What To Look For In A Contractor

The Contract Itself

A contract protects the parties involved. Just because you had a great conversation during the first meeting at the house, you’ll regret not having a contract when one of you forgets half of that great conversation and the work isn’t completed on time.


Don’t be intimidated to ask for previous experience and references. Does the contractor have additional education outside of field experience that would add value to your project?



Check to see that your contractor lists a license required for the work being done. A license means that your contractor passed the required exams and keeps active Insurance Coverage. But it also means your contractor has done the paperwork and is playing by the rules.

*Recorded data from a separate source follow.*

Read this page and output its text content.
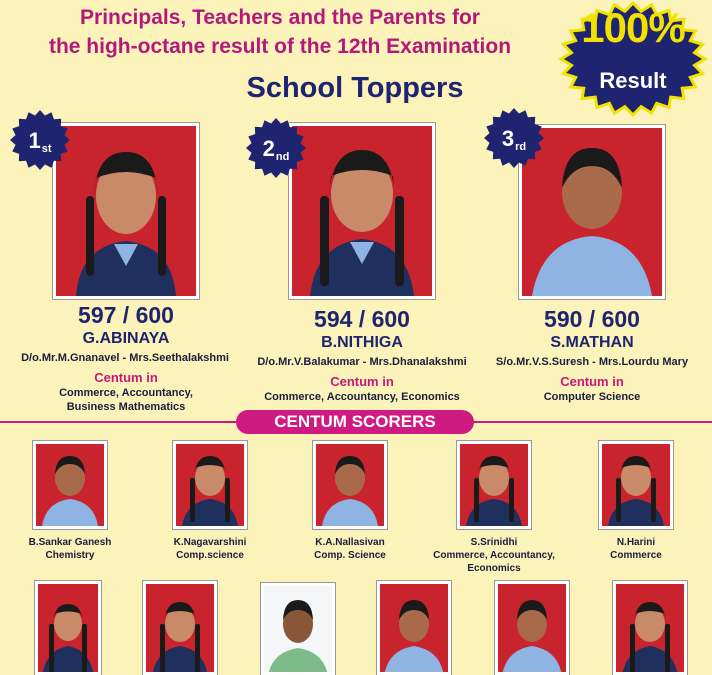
Principals, Teachers and the Parents for
the high-octane result of the 12th Examination
School Toppers
100%
Result
1st
597 / 600
G.ABINAYA
D/o.Mr.M.Gnanavel - Mrs.Seethalakshmi
Centum in
Commerce, Accountancy,
Business Mathematics
2nd
594 / 600
B.NITHIGA
D/o.Mr.V.Balakumar - Mrs.Dhanalakshmi
Centum in
Commerce, Accountancy, Economics
3rd
590 / 600
S.MATHAN
S/o.Mr.V.S.Suresh - Mrs.Lourdu Mary
Centum in
Computer Science
CENTUM SCORERS
B.Sankar Ganesh
Chemistry
K.Nagavarshini
Comp.science
K.A.Nallasivan
Comp. Science
S.Srinidhi
Commerce, Accountancy,
Economics
N.Harini
Commerce
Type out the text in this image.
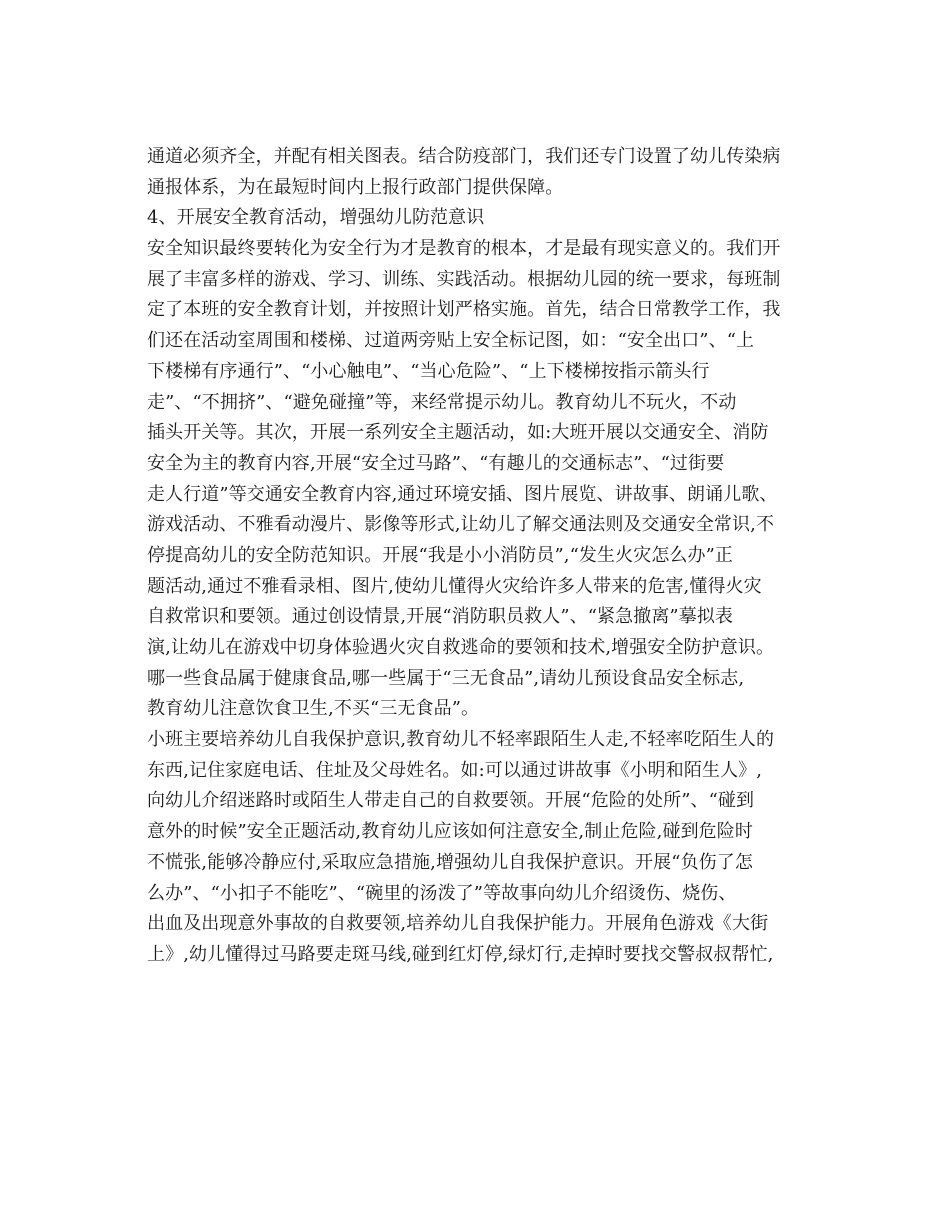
通道必须齐全，并配有相关图表。结合防疫部门，我们还专门设置了幼儿传染病
通报体系，为在最短时间内上报行政部门提供保障。
4、开展安全教育活动，增强幼儿防范意识
安全知识最终要转化为安全行为才是教育的根本，才是最有现实意义的。我们开
展了丰富多样的游戏、学习、训练、实践活动。根据幼儿园的统一要求，每班制
定了本班的安全教育计划，并按照计划严格实施。首先，结合日常教学工作，我
们还在活动室周围和楼梯、过道两旁贴上安全标记图，如：“安全出口”、“上
下楼梯有序通行”、“小心触电”、“当心危险”、“上下楼梯按指示箭头行
走”、“不拥挤”、“避免碰撞”等，来经常提示幼儿。教育幼儿不玩火，不动
插头开关等。其次，开展一系列安全主题活动，如:大班开展以交通安全、消防
安全为主的教育内容,开展“安全过马路”、“有趣儿的交通标志”、“过街要
走人行道”等交通安全教育内容,通过环境安插、图片展览、讲故事、朗诵儿歌、
游戏活动、不雅看动漫片、影像等形式,让幼儿了解交通法则及交通安全常识,不
停提高幼儿的安全防范知识。开展“我是小小消防员”,“发生火灾怎么办”正
题活动,通过不雅看录相、图片,使幼儿懂得火灾给许多人带来的危害,懂得火灾
自救常识和要领。通过创设情景,开展“消防职员救人”、“紧急撤离”摹拟表
演,让幼儿在游戏中切身体验遇火灾自救逃命的要领和技术,增强安全防护意识。
哪一些食品属于健康食品,哪一些属于“三无食品”,请幼儿预设食品安全标志,
教育幼儿注意饮食卫生,不买“三无食品”。
小班主要培养幼儿自我保护意识,教育幼儿不轻率跟陌生人走,不轻率吃陌生人的
东西,记住家庭电话、住址及父母姓名。如:可以通过讲故事《小明和陌生人》,
向幼儿介绍迷路时或陌生人带走自己的自救要领。开展“危险的处所”、“碰到
意外的时候”安全正题活动,教育幼儿应该如何注意安全,制止危险,碰到危险时
不慌张,能够冷静应付,采取应急措施,增强幼儿自我保护意识。开展“负伤了怎
么办”、“小扣子不能吃”、“碗里的汤泼了”等故事向幼儿介绍烫伤、烧伤、
出血及出现意外事故的自救要领,培养幼儿自我保护能力。开展角色游戏《大街
上》,幼儿懂得过马路要走斑马线,碰到红灯停,绿灯行,走掉时要找交警叔叔帮忙,
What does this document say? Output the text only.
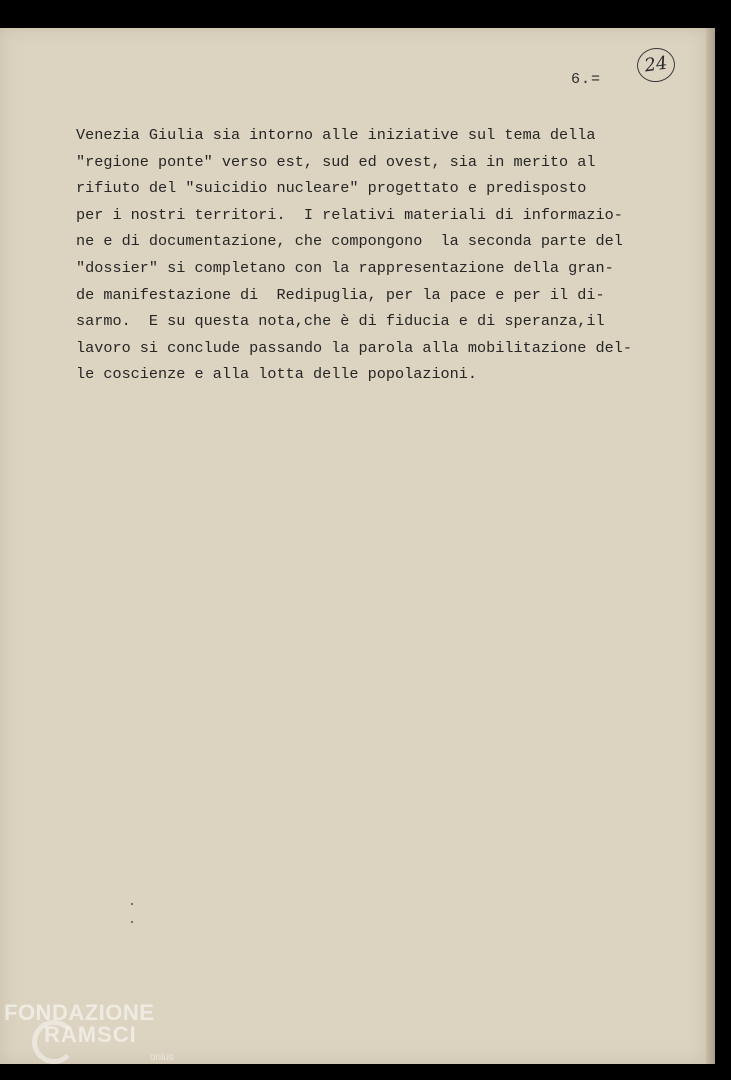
24
6.=
Venezia Giulia sia intorno alle iniziative sul tema della
"regione ponte" verso est, sud ed ovest, sia in merito al
rifiuto del "suicidio nucleare" progettato e predisposto
per i nostri territori.  I relativi materiali di informazio-
ne e di documentazione, che compongono  la seconda parte del
"dossier" si completano con la rappresentazione della gran-
de manifestazione di  Redipuglia, per la pace e per il di-
sarmo.  E su questa nota,che è di fiducia e di speranza,il
lavoro si conclude passando la parola alla mobilitazione del-
le coscienze e alla lotta delle popolazioni.
FONDAZIONE
RAMSCI
onlus
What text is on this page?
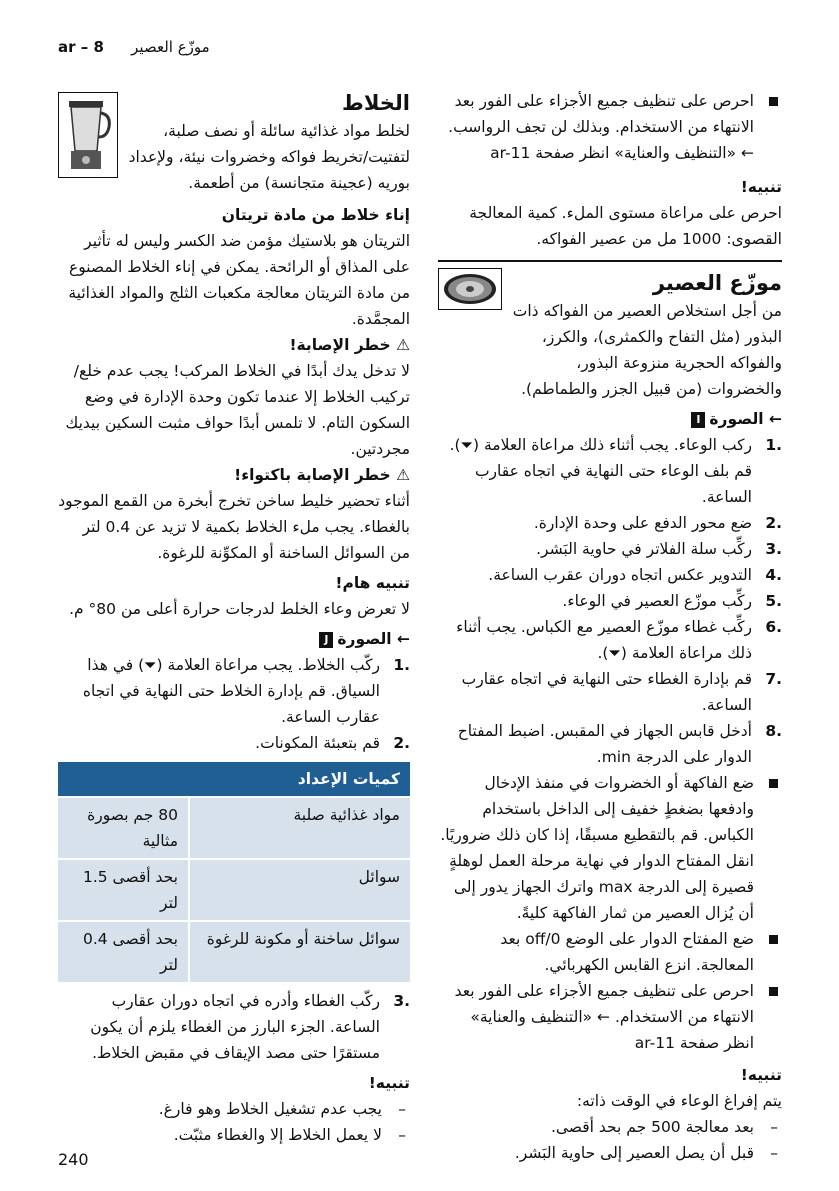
ar – 8 موزّع العصير

احرص على تنظيف جميع الأجزاء على الفور بعد الانتهاء من الاستخدام. وبذلك لن تجف الرواسب. ← «التنظيف والعناية» انظر صفحة ar-11

تنبيه!

احرص على مراعاة مستوى الملء. كمية المعالجة القصوى: 1000 مل من عصير الفواكه.

موزّع العصير

من أجل استخلاص العصير من الفواكه ذات البذور (مثل التفاح والكمثرى)، والكرز، والفواكه الحجرية منزوعة البذور، والخضروات (من قبيل الجزر والطماطم).

← الصورةI

1.
ركب الوعاء. يجب أثناء ذلك مراعاة العلامة (⏷). قم بلف الوعاء حتى النهاية في اتجاه عقارب الساعة.

2.
ضع محور الدفع على وحدة الإدارة.

3.
ركِّب سلة الفلاتر في حاوية البَشر.

4.
التدوير عكس اتجاه دوران عقرب الساعة.

5.
ركِّب موزّع العصير في الوعاء.

6.
ركِّب غطاء موزّع العصير مع الكباس. يجب أثناء ذلك مراعاة العلامة (⏷).

7.
قم بإدارة الغطاء حتى النهاية في اتجاه عقارب الساعة.

8.
أدخل قابس الجهاز في المقبس. اضبط المفتاح الدوار على الدرجة min.

ضع الفاكهة أو الخضروات في منفذ الإدخال وادفعها بضغطٍ خفيف إلى الداخل باستخدام الكباس. قم بالتقطيع مسبقًا، إذا كان ذلك ضروريًا. انقل المفتاح الدوار في نهاية مرحلة العمل لوهلةٍ قصيرة إلى الدرجة max واترك الجهاز يدور إلى أن يُزال العصير من ثمار الفاكهة كليةً.

ضع المفتاح الدوار على الوضع 0/off بعد المعالجة. انزع القابس الكهربائي.

احرص على تنظيف جميع الأجزاء على الفور بعد الانتهاء من الاستخدام. ← «التنظيف والعناية» انظر صفحة ar-11

تنبيه!

يتم إفراغ الوعاء في الوقت ذاته:

– بعد معالجة 500 جم بحد أقصى.

– قبل أن يصل العصير إلى حاوية البَشر.

الخلاط

لخلط مواد غذائية سائلة أو نصف صلبة، لتفتيت/تخريط فواكه وخضروات نيئة، ولإعداد بوريه (عجينة متجانسة) من أطعمة.

إناء خلاط من مادة تريتان

التريتان هو بلاستيك مؤمن ضد الكسر وليس له تأثير على المذاق أو الرائحة. يمكن في إناء الخلاط المصنوع من مادة التريتان معالجة مكعبات الثلج والمواد الغذائية المجمَّدة.

⚠ خطر الإصابة!

لا تدخل يدك أبدًا في الخلاط المركب! يجب عدم خلع/تركيب الخلاط إلا عندما تكون وحدة الإدارة في وضع السكون التام. لا تلمس أبدًا حواف مثبت السكين بيديك مجردتين.

⚠ خطر الإصابة باكتواء!

أثناء تحضير خليط ساخن تخرج أبخرة من القمع الموجود بالغطاء. يجب ملء الخلاط بكمية لا تزيد عن 0.4 لتر من السوائل الساخنة أو المكوِّنة للرغوة.

تنبيه هام!

لا تعرض وعاء الخلط لدرجات حرارة أعلى من 80° م.

← الصورةJ

1.
ركّب الخلاط. يجب مراعاة العلامة (⏷) في هذا السياق. قم بإدارة الخلاط حتى النهاية في اتجاه عقارب الساعة.

2.
قم بتعبئة المكونات.

كميات الإعداد	
مواد غذائية صلبة	80 جم بصورة مثالية
سوائل	بحد أقصى 1.5 لتر
سوائل ساخنة أو مكونة للرغوة	بحد أقصى 0.4 لتر

3.
ركّب الغطاء وأدره في اتجاه دوران عقارب الساعة. الجزء البارز من الغطاء يلزم أن يكون مستقرًا حتى مصد الإيقاف في مقبض الخلاط.

تنبيه!

– يجب عدم تشغيل الخلاط وهو فارغ.

– لا يعمل الخلاط إلا والغطاء مثبّت.

240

Injuries can occur on a construction site. If the location is your home and your contractor does not have the proper insurance, you may be held liable. Check with your locality for the proper amount of liability insurance, and if the contractor has employees, check to see whether he carries worker’s compensation insurance.


Scope of Work

There are many details to get right in a renovation, so write everything down before work begins. This can be the best way to get everyone on the same page. If your designer has drawn up detailed plans, make sure the contract references the designer and the date on the plans so you have something to point to should the finish on your woodwork be different from what you requested.

Duration of Work

Though projects often take longer than predicted for many legitimate reasons — some caused by the client and some outside the contractor’s control — put the expected project duration in writing. The important thing is not that your contractor shows up every day, but that he finishes the project on time. Having a timeline will help calm your nerves if progress hits a slow spot.


A good contract should include a list of exclusions. These might be related to areas that will not be visible until the walls are opened up after demolition, or the level of cleaning you should expect after the work is complete. Also, talk to your contractor about the likelihood of finding asbestos behind the walls. He won’t be able to say for sure, but he can speak from experience and help you plan your contingency budget.


 Although we are well into the 21st century many in the Construction field still lack the essential tools for effective communication. Check the Contractors Website and social media sites to get a feel for the contractor’s depth and ask for weekly written reports of progress to keep all vested parties on the same page.


Payment Schedule

While payment schedules can vary by the job, they should always be agreeable to both parties involved. In my opinion, payments tied to milestones in the project are better than those tied to percentages of completion. As long as you are confident that you’re not paying for significantly more than what’s been completed, you should be OK.



 The standard warranty for work is one year from substantial completion. If you’ve gotten recommendations from people you trust, you’ll know where to find him later if needed.